Resonate stated in its earnings report that its ability to continue in business is contingent upon the completion of financing arrangements and the achievement and maintenance of profitable operations, matters addressed by Geoff Selzer, the company’s chief executive, in a corporate update released on Aug. 22.
“Our first challenge is to increase revenues in our core brand Koan,” Selzer said in a statement. “To that end, we have previously announced the rollout of our multi-serve packages that reduce the cost per serving of our product by approximately 65%.” Selzer added that its new “Sleep” Koan Cordial would also be available as single- and multi-serve packages.
Resonate now delivers its Koan Cordial products through wholesale marketplace and distribution platform Nabis. The company began working with Koan after a statewide distributor unexpectedly ceased operations in the second quarter, which caused disruptions to Resonate’s sales channel for five weeks.
Partnerships will also be a priority for Resonate moving forward, according to Selzer.

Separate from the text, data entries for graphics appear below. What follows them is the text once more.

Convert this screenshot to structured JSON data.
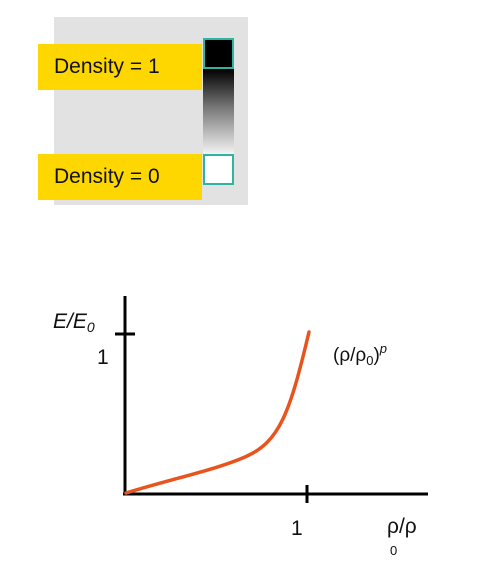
{
  "density_legend": {
    "top_label": "Density = 1",
    "bottom_label": "Density = 0",
    "high_color": "#000000",
    "low_color": "#ffffff",
    "swatch_border_color": "#2fb3a3",
    "label_background": "#ffd700",
    "panel_background": "#e2e2e2"
  },
  "graph": {
    "y_axis_label_main": "E/E",
    "y_axis_label_sub": "0",
    "y_tick_label": "1",
    "x_tick_label": "1",
    "x_axis_label_main": "ρ/ρ",
    "x_axis_label_sub": "0",
    "curve_label_open": "(ρ/ρ",
    "curve_label_sub": "0",
    "curve_label_close": ")",
    "curve_label_exp": "p",
    "curve_color": "#e8541e",
    "axis_color": "#000000"
  }
}
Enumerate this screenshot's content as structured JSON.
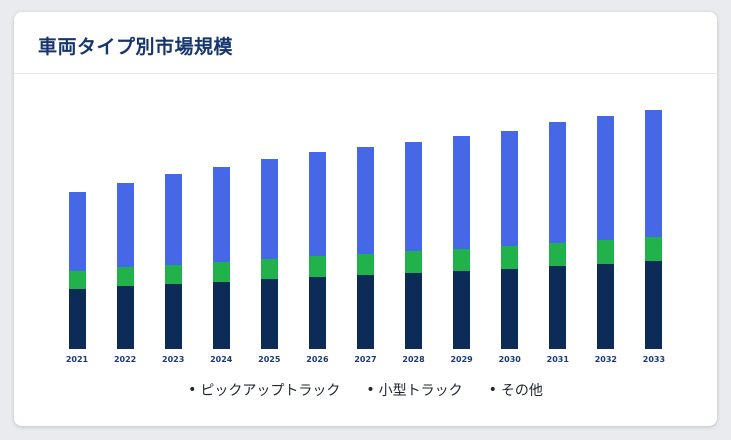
{
  "card": {
    "title": "車両タイプ別市場規模"
  },
  "chart_data": {
    "type": "bar",
    "stacked": true,
    "title": "車両タイプ別市場規模",
    "xlabel": "",
    "ylabel": "",
    "grid": false,
    "legend_position": "bottom",
    "ylim": [
      0,
      250
    ],
    "categories": [
      "2021",
      "2022",
      "2023",
      "2024",
      "2025",
      "2026",
      "2027",
      "2028",
      "2029",
      "2030",
      "2031",
      "2032",
      "2033"
    ],
    "series": [
      {
        "name": "ピックアップトラック",
        "color": "#0d2b57",
        "values": [
          60,
          63,
          65,
          67,
          70,
          72,
          74,
          76,
          78,
          80,
          83,
          85,
          88
        ]
      },
      {
        "name": "小型トラック",
        "color": "#21b24b",
        "values": [
          18,
          19,
          19,
          20,
          20,
          21,
          21,
          22,
          22,
          23,
          23,
          24,
          24
        ]
      },
      {
        "name": "その他",
        "color": "#4667e6",
        "values": [
          79,
          84,
          91,
          95,
          100,
          104,
          107,
          109,
          113,
          115,
          121,
          124,
          127
        ]
      }
    ]
  }
}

“The cannabis market is presenting some unique opportunities for potential strategic roll-ups,” Selzer said in a statement. “On August 12, we issued an 8-K that detailed our Investment Deck, which was focused on acquiring a well-established and respected California cannabis firm that will not only add significant revenues but also help us increase margins, generate multiple income streams and support our focus on product innovation.”
Selzer said the company is evaluating multiple opportunities to acquire smaller brands where Resonate is seeing the “greatest innovation.”
The definitive agreements for the potential acquisition mentioned in the update were being produced as of the update’s publishing, according to the company.
Outside of internal troubles, Resonate has dealt with external challenges in the form of a tough California cannabis market in 2022. Selzer pointed to “weaker consumer demand, taxation issues, regulatory uncertainty and lack of banking reform.”
Even larger cannabis companies like Culver City-based MedMen, which has multiple stores in Los Angeles and other states, have struggled to succeed in the market. A thriving illegal cannabis market has also presented challenges to legal and regulated firms.
In the corporate update, Selzer made note of the decision to conduct Resonate’s sales process in-house as opposed to outsourcing. The company plans to invest further in that decision and expects to hire additional sales resources across the state.
“We are uniquely positioned to be a positive disruptive force in the wellness/lifestyle segment of the industry built on a growing body of proprietary IP, and we firmly believe that value-added brands are the future of the Cannabis industry,” Selzer said in a statement.